Another major source of controversy is Pascua Lama, a massive gold mine that hugs the border between Chile and Argentina. Environmentalists complain that the mine will severely damage glaciers on both sides of Andes mountain range. Residents in the valleys below, according to Argentine biologist Raul Montenegro, “depend on the fresh water provided by these glaciers for the farming activities, for their very lives.”

Nevertheless, the $1.5 billion project – owned by Canada’s Barrick Gold – enjoys implicit support from the Argentine government.
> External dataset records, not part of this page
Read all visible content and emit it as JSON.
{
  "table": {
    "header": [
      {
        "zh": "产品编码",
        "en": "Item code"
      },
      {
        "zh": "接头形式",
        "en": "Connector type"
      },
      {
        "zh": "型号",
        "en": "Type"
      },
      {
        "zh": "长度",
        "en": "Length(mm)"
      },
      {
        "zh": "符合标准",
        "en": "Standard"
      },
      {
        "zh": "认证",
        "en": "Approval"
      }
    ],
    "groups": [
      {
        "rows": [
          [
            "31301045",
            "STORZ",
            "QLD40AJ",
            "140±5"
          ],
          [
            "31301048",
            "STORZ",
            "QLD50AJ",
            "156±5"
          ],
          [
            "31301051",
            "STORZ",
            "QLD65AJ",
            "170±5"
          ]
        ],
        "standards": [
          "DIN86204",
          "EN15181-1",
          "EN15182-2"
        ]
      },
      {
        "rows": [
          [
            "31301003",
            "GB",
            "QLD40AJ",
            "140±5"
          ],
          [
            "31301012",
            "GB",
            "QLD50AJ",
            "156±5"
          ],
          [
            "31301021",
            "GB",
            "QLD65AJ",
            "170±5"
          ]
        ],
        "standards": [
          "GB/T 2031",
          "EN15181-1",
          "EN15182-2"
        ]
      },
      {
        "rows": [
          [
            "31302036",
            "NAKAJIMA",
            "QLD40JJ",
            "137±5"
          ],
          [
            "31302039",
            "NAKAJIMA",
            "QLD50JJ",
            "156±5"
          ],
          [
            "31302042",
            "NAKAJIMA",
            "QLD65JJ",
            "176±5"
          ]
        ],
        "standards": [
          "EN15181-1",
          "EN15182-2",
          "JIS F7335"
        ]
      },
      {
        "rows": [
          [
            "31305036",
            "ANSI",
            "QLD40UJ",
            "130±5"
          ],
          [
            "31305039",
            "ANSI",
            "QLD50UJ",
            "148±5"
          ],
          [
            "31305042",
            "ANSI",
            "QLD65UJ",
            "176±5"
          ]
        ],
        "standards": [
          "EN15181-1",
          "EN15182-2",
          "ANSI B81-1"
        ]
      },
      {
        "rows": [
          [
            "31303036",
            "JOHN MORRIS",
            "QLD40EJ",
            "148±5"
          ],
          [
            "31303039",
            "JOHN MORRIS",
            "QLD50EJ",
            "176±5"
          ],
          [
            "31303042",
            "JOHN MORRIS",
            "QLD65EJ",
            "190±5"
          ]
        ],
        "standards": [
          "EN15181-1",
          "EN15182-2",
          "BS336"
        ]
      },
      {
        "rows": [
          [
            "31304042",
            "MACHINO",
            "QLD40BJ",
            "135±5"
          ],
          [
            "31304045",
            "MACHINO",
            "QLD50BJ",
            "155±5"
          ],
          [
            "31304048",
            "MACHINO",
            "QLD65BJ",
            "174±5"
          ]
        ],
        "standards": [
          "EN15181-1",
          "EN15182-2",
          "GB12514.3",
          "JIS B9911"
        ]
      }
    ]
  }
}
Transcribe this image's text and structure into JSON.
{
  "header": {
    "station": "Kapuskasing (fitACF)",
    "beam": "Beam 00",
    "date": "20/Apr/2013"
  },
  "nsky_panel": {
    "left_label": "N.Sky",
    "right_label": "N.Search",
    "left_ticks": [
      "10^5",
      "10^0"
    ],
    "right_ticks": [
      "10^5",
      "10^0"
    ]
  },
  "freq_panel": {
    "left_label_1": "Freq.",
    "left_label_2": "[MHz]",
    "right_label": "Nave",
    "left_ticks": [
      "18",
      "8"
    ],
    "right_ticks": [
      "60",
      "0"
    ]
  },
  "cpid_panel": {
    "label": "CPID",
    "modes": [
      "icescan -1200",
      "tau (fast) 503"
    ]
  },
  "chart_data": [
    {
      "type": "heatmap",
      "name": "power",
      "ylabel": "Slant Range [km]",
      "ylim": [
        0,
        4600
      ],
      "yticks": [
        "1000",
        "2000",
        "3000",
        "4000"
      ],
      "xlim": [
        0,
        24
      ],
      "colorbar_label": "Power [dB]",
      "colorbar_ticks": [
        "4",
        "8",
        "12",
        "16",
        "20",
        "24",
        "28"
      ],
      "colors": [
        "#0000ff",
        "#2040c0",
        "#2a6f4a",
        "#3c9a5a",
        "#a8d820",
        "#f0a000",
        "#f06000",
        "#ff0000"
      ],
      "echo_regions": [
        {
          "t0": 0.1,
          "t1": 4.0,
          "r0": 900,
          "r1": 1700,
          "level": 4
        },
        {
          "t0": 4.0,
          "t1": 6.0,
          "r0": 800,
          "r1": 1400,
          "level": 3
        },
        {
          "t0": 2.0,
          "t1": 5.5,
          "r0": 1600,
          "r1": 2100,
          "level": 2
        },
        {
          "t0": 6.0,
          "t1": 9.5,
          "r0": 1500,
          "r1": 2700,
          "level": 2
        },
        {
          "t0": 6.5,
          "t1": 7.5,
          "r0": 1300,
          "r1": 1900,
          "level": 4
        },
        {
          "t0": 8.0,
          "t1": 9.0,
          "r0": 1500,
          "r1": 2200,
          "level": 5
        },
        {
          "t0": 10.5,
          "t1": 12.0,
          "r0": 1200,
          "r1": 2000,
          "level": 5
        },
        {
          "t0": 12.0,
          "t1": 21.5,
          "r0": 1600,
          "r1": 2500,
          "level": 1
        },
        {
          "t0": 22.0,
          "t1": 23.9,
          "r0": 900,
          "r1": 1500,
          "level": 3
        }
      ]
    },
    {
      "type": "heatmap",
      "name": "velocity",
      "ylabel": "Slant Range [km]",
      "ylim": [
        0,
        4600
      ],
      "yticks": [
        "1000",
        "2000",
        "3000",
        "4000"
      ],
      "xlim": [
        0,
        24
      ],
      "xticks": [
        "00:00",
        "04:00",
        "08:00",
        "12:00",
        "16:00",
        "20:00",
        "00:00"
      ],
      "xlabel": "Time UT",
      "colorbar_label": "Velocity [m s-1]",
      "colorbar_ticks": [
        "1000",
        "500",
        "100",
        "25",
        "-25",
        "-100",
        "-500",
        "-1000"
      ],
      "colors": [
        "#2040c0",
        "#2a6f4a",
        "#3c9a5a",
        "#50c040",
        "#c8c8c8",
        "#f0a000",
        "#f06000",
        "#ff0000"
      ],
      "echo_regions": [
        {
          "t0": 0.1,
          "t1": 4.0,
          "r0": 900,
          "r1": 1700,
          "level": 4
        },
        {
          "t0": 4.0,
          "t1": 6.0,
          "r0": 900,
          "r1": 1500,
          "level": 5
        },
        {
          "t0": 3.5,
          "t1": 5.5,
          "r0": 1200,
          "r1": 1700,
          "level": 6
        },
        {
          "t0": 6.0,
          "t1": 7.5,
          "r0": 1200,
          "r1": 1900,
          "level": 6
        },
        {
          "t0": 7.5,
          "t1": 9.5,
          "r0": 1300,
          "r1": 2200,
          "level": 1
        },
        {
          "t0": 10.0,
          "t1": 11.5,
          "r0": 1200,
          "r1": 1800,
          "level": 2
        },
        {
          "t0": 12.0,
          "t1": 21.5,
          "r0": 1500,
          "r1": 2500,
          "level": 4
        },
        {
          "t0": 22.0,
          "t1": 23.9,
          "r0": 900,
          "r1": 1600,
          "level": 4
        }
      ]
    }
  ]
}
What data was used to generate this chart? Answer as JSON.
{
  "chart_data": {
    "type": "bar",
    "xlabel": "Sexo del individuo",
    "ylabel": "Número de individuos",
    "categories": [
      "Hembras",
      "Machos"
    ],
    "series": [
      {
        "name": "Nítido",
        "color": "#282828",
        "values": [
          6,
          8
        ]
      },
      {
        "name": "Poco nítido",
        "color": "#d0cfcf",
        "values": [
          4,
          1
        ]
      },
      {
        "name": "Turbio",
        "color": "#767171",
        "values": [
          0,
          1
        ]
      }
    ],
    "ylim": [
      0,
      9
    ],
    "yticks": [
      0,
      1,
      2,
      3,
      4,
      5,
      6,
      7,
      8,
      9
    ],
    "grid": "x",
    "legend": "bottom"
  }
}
It received a big boost in 2008 when President Cristina Kirchner vetoed a proposed glacier protection law that would have limited mining and oil production in protected zones.

Kirchner and other South American leaders tend to favor major foreign investment opportunities over local environmental concerns. Critics note that the environmental impact reports required for many of these large products are often carried out by the multinational companies themselves.

The mining companies also enjoy legal “immunity,” says Antonio Gomez, a federal prosecutor for the Argentina mining provinces of Catamarca, Santiago del Estero and Tucuman. “Their pollution offenses are ignored.”

Peruvian President Ollanta Humala promotes “responsible mining,” insisting that farming and mining projects can coexist. His ideas, however, don’t tend to resonate with local communities, which accuse multinationals of trampling on their rights and polluting their resources.

In Peru, a “prior consultation law” was established last September, but has yet to go into effect. Similar laws exist – but aren’t applied – in Argentina, Bolivia, Chile and Ecuador.